I woke up this morning, and tried to decide how my potential cold was doing, and whether the fact that my feet were cold was an ominous symptom or just down to the fact that they were poking out of the end of the duvet.  There are some nasty things about.  A friend I was hoping to see at yesterday's carol concert never made it because she spent the day in bed feeling extremely cold and rather dizzy.  The Systems Administrator let Our Ginger into the bedroom, as he was howling in the corridor, and then went off for a shower leaving me with Our Ginger lying on my chest and roaring.  Then I spoilt it for everybody by letting in Mr Fidget, who was squeaking very loudly outside the door, followed by Mr Fluffy.  They ran about the room and then bounced on the bed, while Our Ginger sulked at having his special private time interrupted, refused to sit on my chest any more and stopped purring.

I became suspicious when the Systems Administrator went downstairs and Mr Fidget did not follow for his breakfast but remained sitting on the sheepskin rug by my side of the bed.  Normally Mr Fidget is off like a rocket at the prospect of food, and he was not so much sitting as crouching.
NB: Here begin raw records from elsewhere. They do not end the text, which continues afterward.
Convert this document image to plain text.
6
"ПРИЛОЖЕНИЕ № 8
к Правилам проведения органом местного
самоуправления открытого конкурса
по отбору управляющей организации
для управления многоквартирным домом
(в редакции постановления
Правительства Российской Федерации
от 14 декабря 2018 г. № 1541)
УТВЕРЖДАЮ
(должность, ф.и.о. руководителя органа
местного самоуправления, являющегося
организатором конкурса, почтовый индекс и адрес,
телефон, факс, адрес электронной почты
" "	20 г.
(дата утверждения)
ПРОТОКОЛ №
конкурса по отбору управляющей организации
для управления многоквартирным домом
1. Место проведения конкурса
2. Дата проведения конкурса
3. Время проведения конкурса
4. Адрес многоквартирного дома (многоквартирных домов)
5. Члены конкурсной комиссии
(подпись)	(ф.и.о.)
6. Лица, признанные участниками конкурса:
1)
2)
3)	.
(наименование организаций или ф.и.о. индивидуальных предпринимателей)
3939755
With deep foreboding I shifted Mr Fidget aside to discover a copious pool of pee in the middle of the rug.

I can't really blame him for not understanding that he was not supposed to pee on the rug.  When he used to live in the study he was supposed to pee in a large seed tray of vermiculite.  He has only been allowed in the bedroom a handful of times, and the difference between two inch pile wool and vermiculite is not so very great.  They are both white and absorbent and able to hide what you've done, the rug and the litter tray about the same size, both towards the corner of the room concealed by furniture.  Only I wish Mr Fidget would not be so feral.  Mr Cool doesn't seem to have any difficulties working these things out.

It was no good lying in bed considering my cold next to a pool of cat pee while it worked its way through to the carpet.  Fortunately the skin side of the rug is fairly waterproof and I was able to bundle up the rug and tip its contents down the sink without it dripping everywhere.  Probably the loo would have been better but I didn't have that long to think about it, and anyway the rug needed rinsing pronto and I left it soaking while I had breakfast, after which I had the unenviable task of washing it.  I'd been thinking about doing that for a bit, since it was getting grubby from my filthy gardeners' feet walking over it each night, but in an ideal world I'd have brushed it first, and it would not have been impregnated with cat pee.

My advice would be not to end up in a situation where you have to hand launder a sheepskin.  It takes ages, and the wool curls once wet and traps any solid lumps of dirt that might have been in there before you started.  Obviously people with perfectly clean and tidy houses and no pets, who do not come in from the garden with bits of the garden sticking to them or if they do have a shower before going to bed, will not have bits of twig, leaf, Strulch, grass seeds and compost fragments in their bedside rug.  Gardeners, people with workshops, hewers of wood and drawers of water, will know that in our grubby and hobby based worlds of earth stuff does get trodden in, and some of it makes it beyond the turtle mats in the hall.

Now the sheepskin is drying in the laundry.  It smells fine, no trace of cat pee and not especially of wet sheep, but the wool has stuck together in punk tufts.  Whether I can restore the fluffiness of yore remains to be seen.

Once I'd finished laundering the sheepskin I decided my cold wasn't too bad, and went and turned the contents of the next compost bin.  I did not find any rats.